Have you played the Pinball Circus though? It looks like it would be fun, until you get the ball to the top. Once that happens, there really isn't any more to it at all. I played it a number of years ago when it was at Expo, and I got the ball to the top on my first game. That was more than enough to me.
The extreme cost to do something like that (so much metal in that game) combined with the fact that I don't know how you could make the game deeper kind of doomed that one. Not to say it couldn't work, just not like that.
Quoted from LTG:Safe Cracker sized cabinet and board game in head. More were planned but never got past Safe Cracker.
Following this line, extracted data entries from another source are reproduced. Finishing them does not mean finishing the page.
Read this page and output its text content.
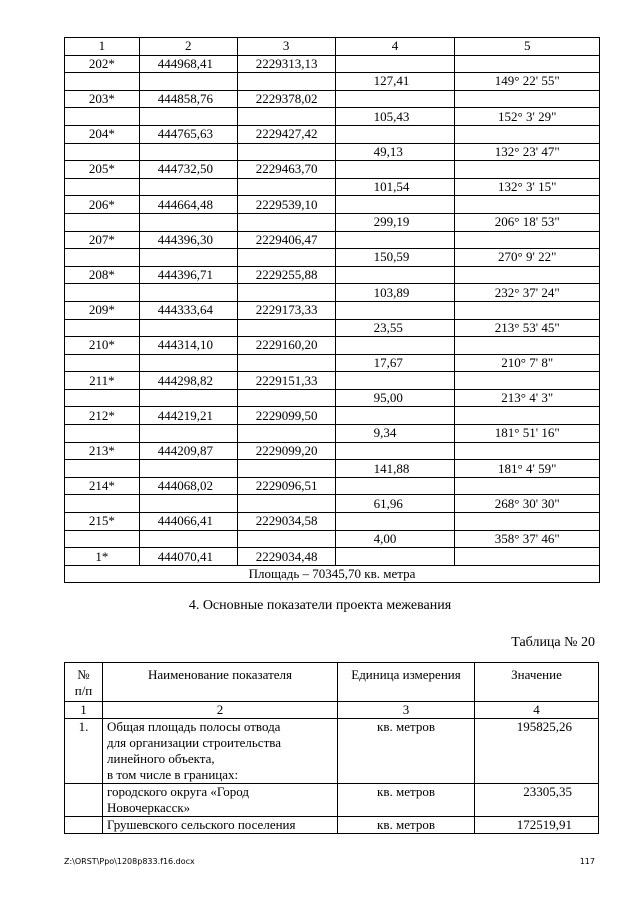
1	2	3	4	5
202*	444968,41	2229313,13		
			127,41	149° 22' 55"
203*	444858,76	2229378,02		
			105,43	152° 3' 29"
204*	444765,63	2229427,42		
			49,13	132° 23' 47"
205*	444732,50	2229463,70		
			101,54	132° 3' 15"
206*	444664,48	2229539,10		
			299,19	206° 18' 53"
207*	444396,30	2229406,47		
			150,59	270° 9' 22"
208*	444396,71	2229255,88		
			103,89	232° 37' 24"
209*	444333,64	2229173,33		
			23,55	213° 53' 45"
210*	444314,10	2229160,20		
			17,67	210° 7' 8"
211*	444298,82	2229151,33		
			95,00	213° 4' 3"
212*	444219,21	2229099,50		
			9,34	181° 51' 16"
213*	444209,87	2229099,20		
			141,88	181° 4' 59"
214*	444068,02	2229096,51		
			61,96	268° 30' 30"
215*	444066,41	2229034,58		
			4,00	358° 37' 46"
1*	444070,41	2229034,48		
Площадь – 70345,70 кв. метра				
4. Основные показатели проекта межевания
Таблица № 20
№
п/п	Наименование показателя	Единица измерения	Значение
1	2	3	4
1.	Общая площадь полосы отвода
для организации строительства
линейного объекта,
в том числе в границах:	кв. метров	195825,26
	городского округа «Город
Новочеркасск»	кв. метров	23305,35
	Грушевского сельского поселения	кв. метров	172519,91
Z:\ORST\Ppo\1208p833.f16.docx	117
Sega did get Mini-Viper to test too. Wasn't that one first, actually? I know it didn't have the board game in the head, but I thought it actually played better than Safe Cracker did.
Quoted from mechslave:P2k was a failure. It did not earn. RFM's were puked back out at auctions within the year for half price. South Park crushed it in earnings. SWE1 also outearned RFM, but it wasn't enough with the price hikes. They put all their eggs in the P2k basket, but the flaws caught up to it.
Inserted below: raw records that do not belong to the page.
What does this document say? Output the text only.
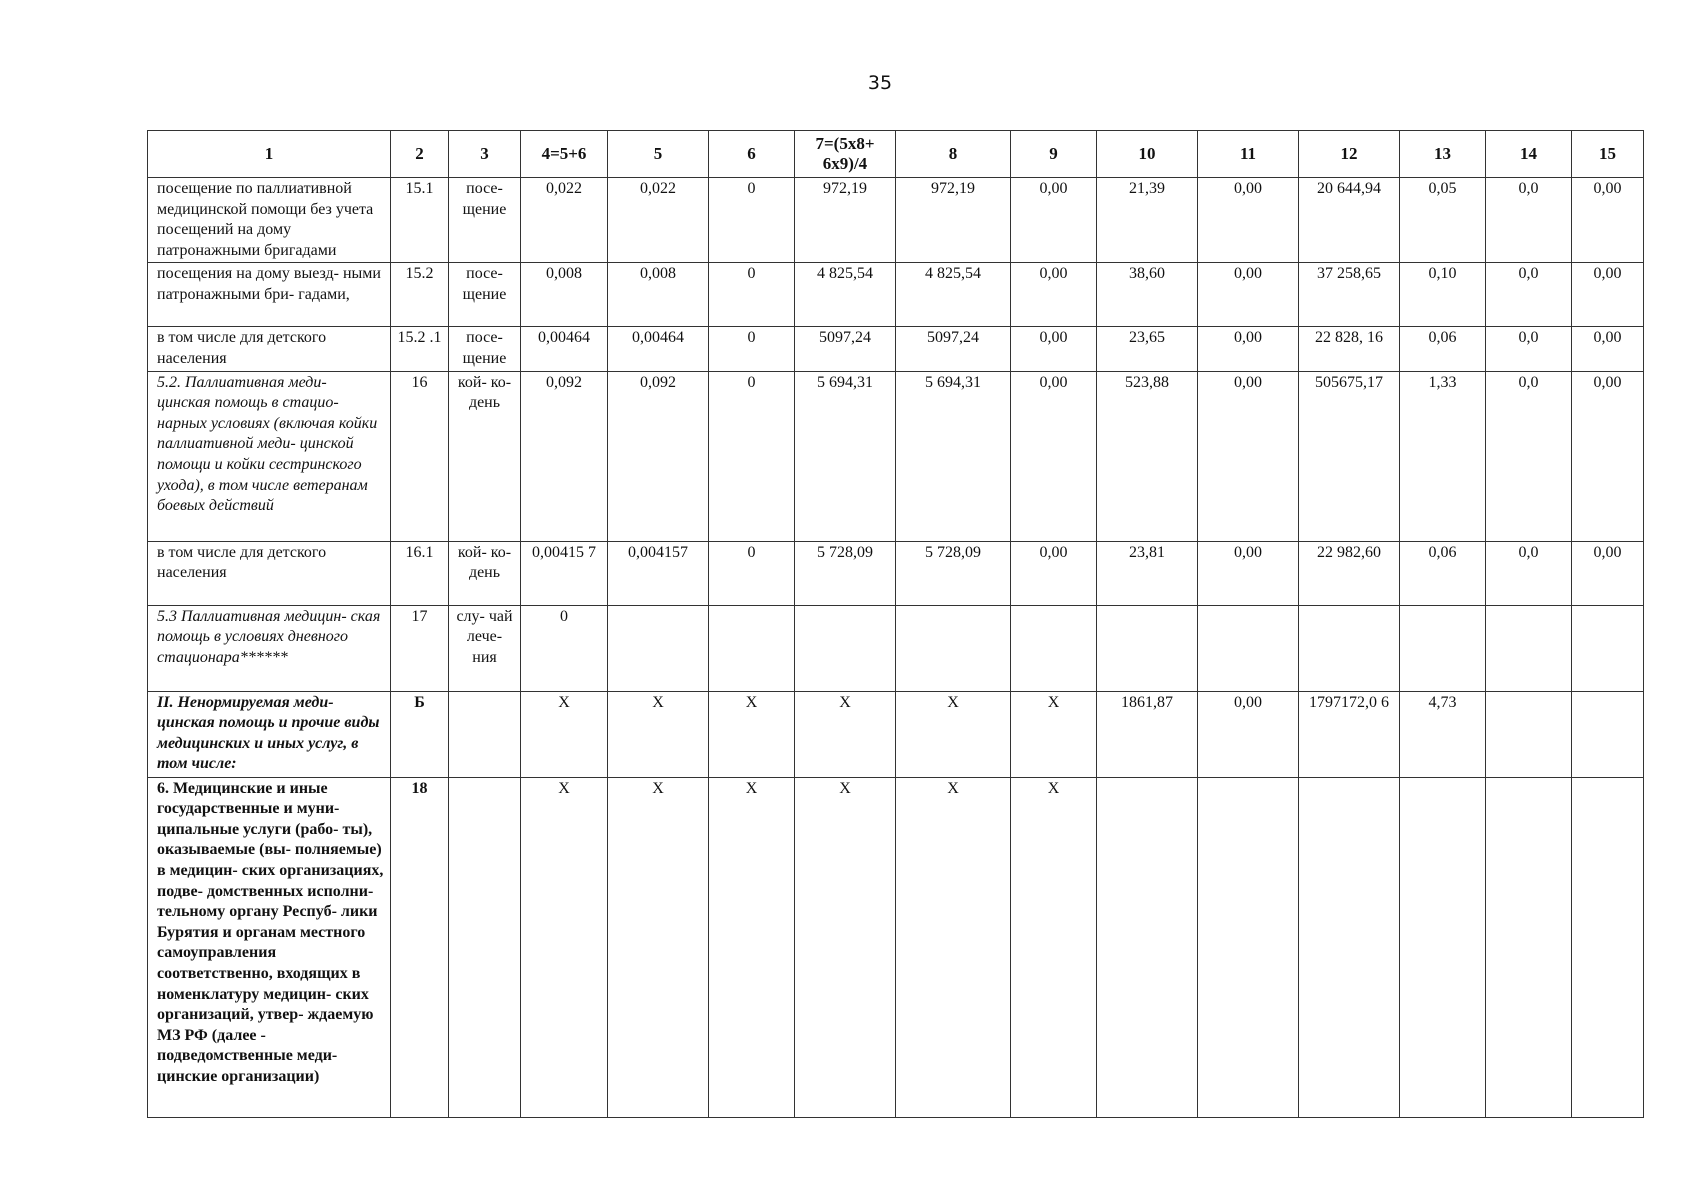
35
1	2	3	4=5+6	5	6	7=(5х8+ 6х9)/4	8	9	10	11	12	13	14	15
посещение по паллиативной медицинской помощи без учета посещений на дому патронажными бригадами	15.1	посе- щение	0,022	0,022	0	972,19	972,19	0,00	21,39	0,00	20 644,94	0,05	0,0	0,00
посещения на дому выезд- ными патронажными бри- гадами,	15.2	посе- щение	0,008	0,008	0	4 825,54	4 825,54	0,00	38,60	0,00	37 258,65	0,10	0,0	0,00
в том числе для детского населения	15.2 .1	посе- щение	0,00464	0,00464	0	5097,24	5097,24	0,00	23,65	0,00	22 828, 16	0,06	0,0	0,00
5.2. Паллиативная меди- цинская помощь в стацио- нарных условиях (включая койки паллиативной меди- цинской помощи и койки сестринского ухода), в том числе ветеранам боевых действий	16	кой- ко- день	0,092	0,092	0	5 694,31	5 694,31	0,00	523,88	0,00	505675,17	1,33	0,0	0,00
в том числе для детского населения	16.1	кой- ко- день	0,00415 7	0,004157	0	5 728,09	5 728,09	0,00	23,81	0,00	22 982,60	0,06	0,0	0,00
5.3 Паллиативная медицин- ская помощь в условиях дневного стационара******	17	слу- чай лече- ния	0											
II. Ненормируемая меди- цинская помощь и прочие виды медицинских и иных услуг, в том числе:	Б		Х	Х	Х	Х	Х	Х	1861,87	0,00	1797172,0 6	4,73		
6. Медицинские и иные государственные и муни- ципальные услуги (рабо- ты), оказываемые (вы- полняемые) в медицин- ских организациях, подве- домственных исполни- тельному органу Респуб- лики Бурятия и органам местного самоуправления соответственно, входящих в номенклатуру медицин- ских организаций, утвер- ждаемую МЗ РФ (далее - подведомственные меди- цинские организации)	18		Х	Х	Х	Х	Х	Х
South Park earned more, but the P2K machines held their own. RFMs popped out quickly because between Williams closing the pinball doors and the system not being completely reliable, a lot of ops tried to get their money back on them quickly, foreseeing them as a bad long term investment with such little to repair, from what I've heard. SWE1s tended to stick around a lot longer, as they earned really well as you mentioned. There is still at least one on route around here.
For innovations, I'll say blinders like on Tommy.